Maybe we could put somethign like [ 251.492073228,3] (skiboot) I2C: Failed to program the MODE_REG to eahc lien printed by skiboot

krystian-hebel commented 1 year ago

Ideally there should be no lines printed by skiboot at all at this point. They can be easily differentiated by looking at log level, e.g. ,3 after timestamp.

tlaurion commented 1 year ago

Ideally there should be no lines printed by skiboot at all at this point. They can be easily differentiated by looking at log level, e.g. ,3 after timestamp.

@krystian-hebel

What are 5 and 6 then?
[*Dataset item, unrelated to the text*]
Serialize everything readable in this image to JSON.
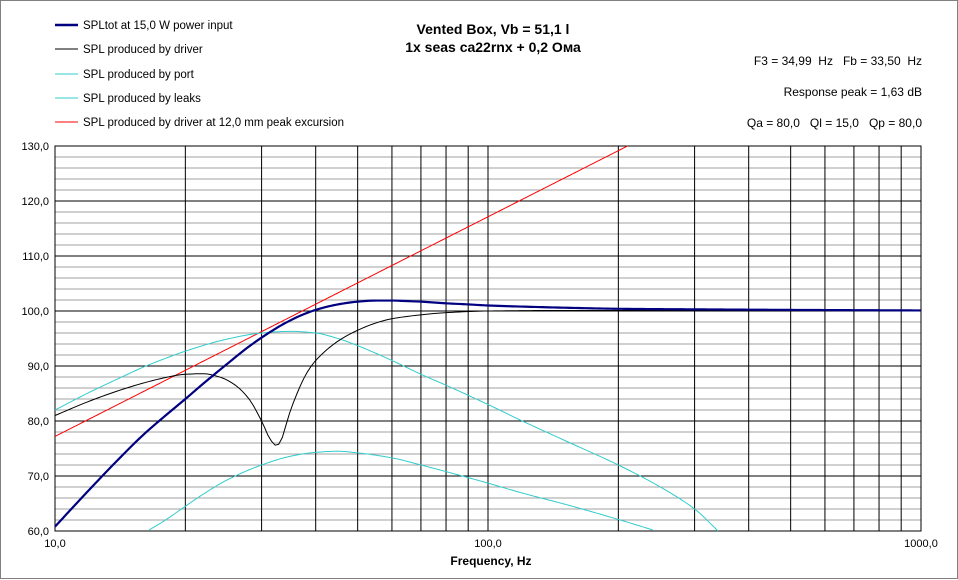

I didn't realize up until now there was 3, 5 and 6 following timestamp

krystian-hebel commented 1 year ago

These are different log levels defined in skiboot.h. The lower the number, the more important that line is. Minimal saved level can be configured separately for screen and in-memory console through device tree that coreboot passes to skiboot.